The script has flipped. For decades, the conventional wisdom held that a steady 9-to-5 job was the safe bet and entrepreneurship was a risky gamble. But a wave of layoffs across corporate America, accelerated by artificial intelligence, is forcing millions to reconsider.
According to outplacement firm Challenger, Gray & Christmas, U.S. employers announced 1.2 million job cuts in 2025, the highest total since 2020. In March alone, AI was the single most-cited reason for layoffs, accounting for one in four announced cuts.
Snap Inc. announced Wednesday it would cut 16% of its workforce, about 1,000 employees, with CEO Evan Spiegel explicitly tying the decision to AI-driven efficiency. The company said artificial intelligence now generates more than 65% of new software code.
Snap is not alone. In February, financial tech firm Block said it would cut 40% of its workforce, more than 4,000 employees, while pivoting to AI tools. According to Layoffs.fyi, more than 80 tech companies have eliminated approximately 71,440 jobs so far this year.
The Entrepreneurial Surge
While traditional employment contracts, another path is expanding dramatically. New data from Shopify, which powers millions of online businesses across 175 countries, tells a striking story.

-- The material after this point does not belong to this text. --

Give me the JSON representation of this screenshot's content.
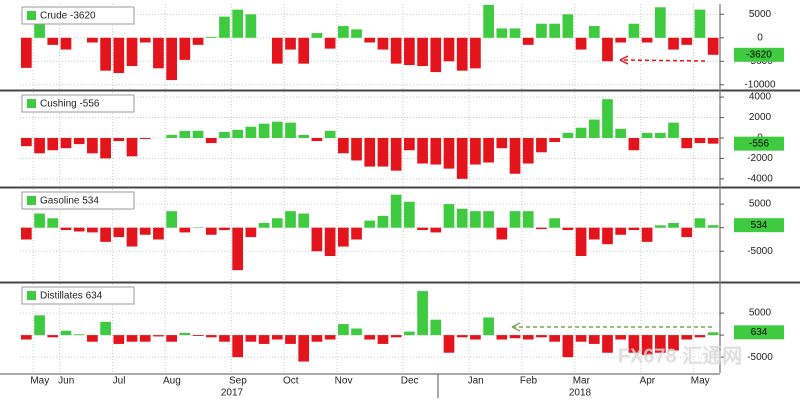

Since 2018, the number of Shopify merchants who have made a first sale has increased sevenfold. The platform recorded a record surge in new business creation at the start of 2026, continuing a trend that began years before.
"For anyone weighing their options, the trendlines are hard to ignore," Shopify's analysis states. "One path is expanding, the other is contracting."
Repeat Founders Get Better
The data also challenges the notion that entrepreneurship is a one-shot gamble. Merchants who have previously launched a business on Shopify and return to build a second one earn more than twice the sales per shop on average, compared to first-time founders.
This pattern aligns with academic research showing that previous founders outperform first-timers, with the performance gap widening over successive ventures.
"The first venture is the hardest, but each one after benefits from accumulated knowledge: how to find customers, how to select a market, how to run operations," Shopify's report notes. "These are skills, and they compound."
Revenue Grows Over Time
Entrepreneurs who stick with it don't just survive; they thrive. Shopify merchants who started their businesses between 2017 and 2020 saw their average sales grow by 25% from 2022 to 2025.
A significant driver is the market itself. Ecommerce has grown from 14% of global retail sales in 2019 to more than 20% in 2025. Shopify now powers more than 14% of U.S. ecommerce.
"People entering entrepreneurship today are not competing for a fixed share of economic activity," the report states. "The pie is expanding, and entrepreneurs are eating well."
The Risk Equation Has Flipped
For years, the knock on entrepreneurship was risk. The safe move was a classic 9-to-5. But that traditional path is contracting. And entrepreneurship, by every measure, is expanding.
"The data says they're right to build," Shopify concludes.
As tens of thousands of tech workers receive layoff notices, a growing number are arriving at the same conclusion: the most future-proof job is the one you create for yourself.